As a care order could only worsen the parents' relationship with the social services, and force them to say goodbye, and have 'a very negative impact on Katie', the judge preferred wardship, but felt restricted by section 100(2)(b) of the Children Act 1989, which appears to exclude such orders where a child is accommodated, or subject to a care order.
The Ministry of Justice's Practice Direction 12 D, however, is far less restrictive. It states wardship should not be commenced unless it is clear that the issues concerning the child cannot be resolved under the Children Act 1989. Thus it allows wardship, whenever there is no other means of satisfactorily resolving a care dispute, regardless of the current status of the child. Wardship therefore, could and should allow 'a legal framework which kept all parties on equal terms', as it did in K Children [2012] EWHC, where it achieved the best outcomes for a family with three severely disabled children.
Human rights arguments
Had Katie's parents applied for a wardship order, they would not need leave, and Katie might still be part of her familynstead, her parents were replaced by an independent reviewing officer '“ an executive of the social services, whose only check on their employers' care of Katie is to refer them to CAFCASS for breach of Katie's human rights. And to date no action has been taken against any authority for such breach.
A&S v Lancashire County Council [2012] EWHC 1689 (Fam) saw a local authority sued for breach of two boys' articles 3, 6 and 8 rights, in forcing them to endure 77 and 96 different placements and abuse. Their independent reporting officer blamed a tick-box culture, non-existent supervision, inadequate training and a 200 caseload.
Such freestanding human rights actions are often overlooked by parents and children, because of a belief that there is a high threshold for engagement. But while the ECHR appears subsumed by the need to act in a child's best interest, this interest is often best served by the maintenance of the family unit, and on such analysis, most interference by the state may be deemed substantial.
Katie's parents could have sought a remedy for breaches of their, and Katie's article 8 rights, due to the social services procedural unfairness and the removal of Katie into care. And clever injunctive use of article 8 might ensure Katie's future care was fit for purpose.
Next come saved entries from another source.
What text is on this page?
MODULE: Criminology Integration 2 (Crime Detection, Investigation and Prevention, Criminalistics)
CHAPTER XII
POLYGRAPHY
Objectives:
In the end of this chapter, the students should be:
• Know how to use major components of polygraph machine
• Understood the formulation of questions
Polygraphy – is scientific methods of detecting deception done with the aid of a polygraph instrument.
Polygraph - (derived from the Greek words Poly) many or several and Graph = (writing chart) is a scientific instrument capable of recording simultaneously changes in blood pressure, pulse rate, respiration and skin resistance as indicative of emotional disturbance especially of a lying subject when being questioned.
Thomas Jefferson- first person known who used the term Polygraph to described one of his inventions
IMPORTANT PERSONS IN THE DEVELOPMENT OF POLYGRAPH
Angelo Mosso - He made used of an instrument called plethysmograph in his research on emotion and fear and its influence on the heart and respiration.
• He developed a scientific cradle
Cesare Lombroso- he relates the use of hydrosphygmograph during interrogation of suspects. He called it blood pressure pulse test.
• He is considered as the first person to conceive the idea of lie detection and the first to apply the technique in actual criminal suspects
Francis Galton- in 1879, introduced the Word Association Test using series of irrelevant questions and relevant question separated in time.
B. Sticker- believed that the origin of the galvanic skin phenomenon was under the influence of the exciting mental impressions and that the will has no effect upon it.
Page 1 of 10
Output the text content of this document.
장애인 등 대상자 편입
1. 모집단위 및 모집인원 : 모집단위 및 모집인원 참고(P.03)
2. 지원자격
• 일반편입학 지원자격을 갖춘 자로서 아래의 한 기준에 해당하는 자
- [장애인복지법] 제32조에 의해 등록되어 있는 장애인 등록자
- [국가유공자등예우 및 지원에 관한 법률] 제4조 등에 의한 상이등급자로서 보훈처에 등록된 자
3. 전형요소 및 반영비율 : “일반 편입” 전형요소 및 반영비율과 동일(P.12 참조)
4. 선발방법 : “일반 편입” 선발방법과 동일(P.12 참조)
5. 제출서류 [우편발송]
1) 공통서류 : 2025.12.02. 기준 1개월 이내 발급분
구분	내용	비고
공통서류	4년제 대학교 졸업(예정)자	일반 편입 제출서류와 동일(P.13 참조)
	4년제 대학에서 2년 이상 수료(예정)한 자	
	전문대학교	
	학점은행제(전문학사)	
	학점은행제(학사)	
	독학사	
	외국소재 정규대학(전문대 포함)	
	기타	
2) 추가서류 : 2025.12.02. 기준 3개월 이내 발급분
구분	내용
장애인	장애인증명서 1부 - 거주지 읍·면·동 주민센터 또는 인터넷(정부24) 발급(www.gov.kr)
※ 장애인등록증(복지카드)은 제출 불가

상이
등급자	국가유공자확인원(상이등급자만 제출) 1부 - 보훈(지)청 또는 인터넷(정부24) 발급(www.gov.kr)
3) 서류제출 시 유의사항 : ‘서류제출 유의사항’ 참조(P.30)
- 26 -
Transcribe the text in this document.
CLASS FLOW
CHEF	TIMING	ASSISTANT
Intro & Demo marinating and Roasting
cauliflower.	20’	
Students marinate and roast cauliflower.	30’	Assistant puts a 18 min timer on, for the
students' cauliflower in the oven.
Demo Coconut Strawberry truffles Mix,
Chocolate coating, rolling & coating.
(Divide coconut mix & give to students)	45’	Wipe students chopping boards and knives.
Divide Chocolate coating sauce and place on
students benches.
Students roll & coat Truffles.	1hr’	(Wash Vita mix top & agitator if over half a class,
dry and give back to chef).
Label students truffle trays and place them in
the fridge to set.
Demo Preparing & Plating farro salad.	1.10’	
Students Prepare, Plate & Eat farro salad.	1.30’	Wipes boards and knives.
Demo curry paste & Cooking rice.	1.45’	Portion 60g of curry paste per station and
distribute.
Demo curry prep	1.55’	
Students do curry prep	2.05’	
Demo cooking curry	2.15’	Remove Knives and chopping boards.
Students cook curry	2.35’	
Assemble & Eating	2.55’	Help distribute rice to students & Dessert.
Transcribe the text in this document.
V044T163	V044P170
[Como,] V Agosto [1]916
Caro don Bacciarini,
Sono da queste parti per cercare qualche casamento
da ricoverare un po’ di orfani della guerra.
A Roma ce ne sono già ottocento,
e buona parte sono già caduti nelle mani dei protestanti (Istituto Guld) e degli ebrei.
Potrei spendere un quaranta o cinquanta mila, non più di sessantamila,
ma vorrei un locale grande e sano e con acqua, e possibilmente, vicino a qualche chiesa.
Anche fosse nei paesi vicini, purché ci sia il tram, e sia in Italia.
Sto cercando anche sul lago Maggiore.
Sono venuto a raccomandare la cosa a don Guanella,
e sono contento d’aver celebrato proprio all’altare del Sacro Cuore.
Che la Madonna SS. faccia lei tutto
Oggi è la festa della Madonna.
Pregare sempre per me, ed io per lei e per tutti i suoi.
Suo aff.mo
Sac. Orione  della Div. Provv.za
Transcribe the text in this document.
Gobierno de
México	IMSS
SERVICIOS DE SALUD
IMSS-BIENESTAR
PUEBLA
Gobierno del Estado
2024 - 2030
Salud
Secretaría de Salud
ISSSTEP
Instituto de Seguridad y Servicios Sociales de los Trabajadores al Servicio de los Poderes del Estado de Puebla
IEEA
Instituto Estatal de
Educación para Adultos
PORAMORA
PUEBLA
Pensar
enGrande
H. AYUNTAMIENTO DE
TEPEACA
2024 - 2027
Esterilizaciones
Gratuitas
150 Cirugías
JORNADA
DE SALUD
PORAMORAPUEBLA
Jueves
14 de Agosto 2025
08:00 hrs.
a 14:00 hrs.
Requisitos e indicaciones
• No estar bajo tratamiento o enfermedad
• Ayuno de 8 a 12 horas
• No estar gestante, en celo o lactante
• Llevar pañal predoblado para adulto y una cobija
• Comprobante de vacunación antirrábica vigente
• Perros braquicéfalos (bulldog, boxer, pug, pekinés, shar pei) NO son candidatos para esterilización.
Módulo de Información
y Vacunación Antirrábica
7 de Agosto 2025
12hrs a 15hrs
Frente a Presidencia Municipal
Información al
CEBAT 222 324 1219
We will never know what happened to Katie, nor of the thousands in similar positions, who due to their attachment disorders 'use a compulsively promiscuous strategy to avoid genuine intimacy'. Hale LJ has stated that: 'If the state is to interfere in the child's right to respect for his family life, it has a duty to use its best endeavours to make good what it has taken away'. It did neither for Katie, nor for many missing or abused in care.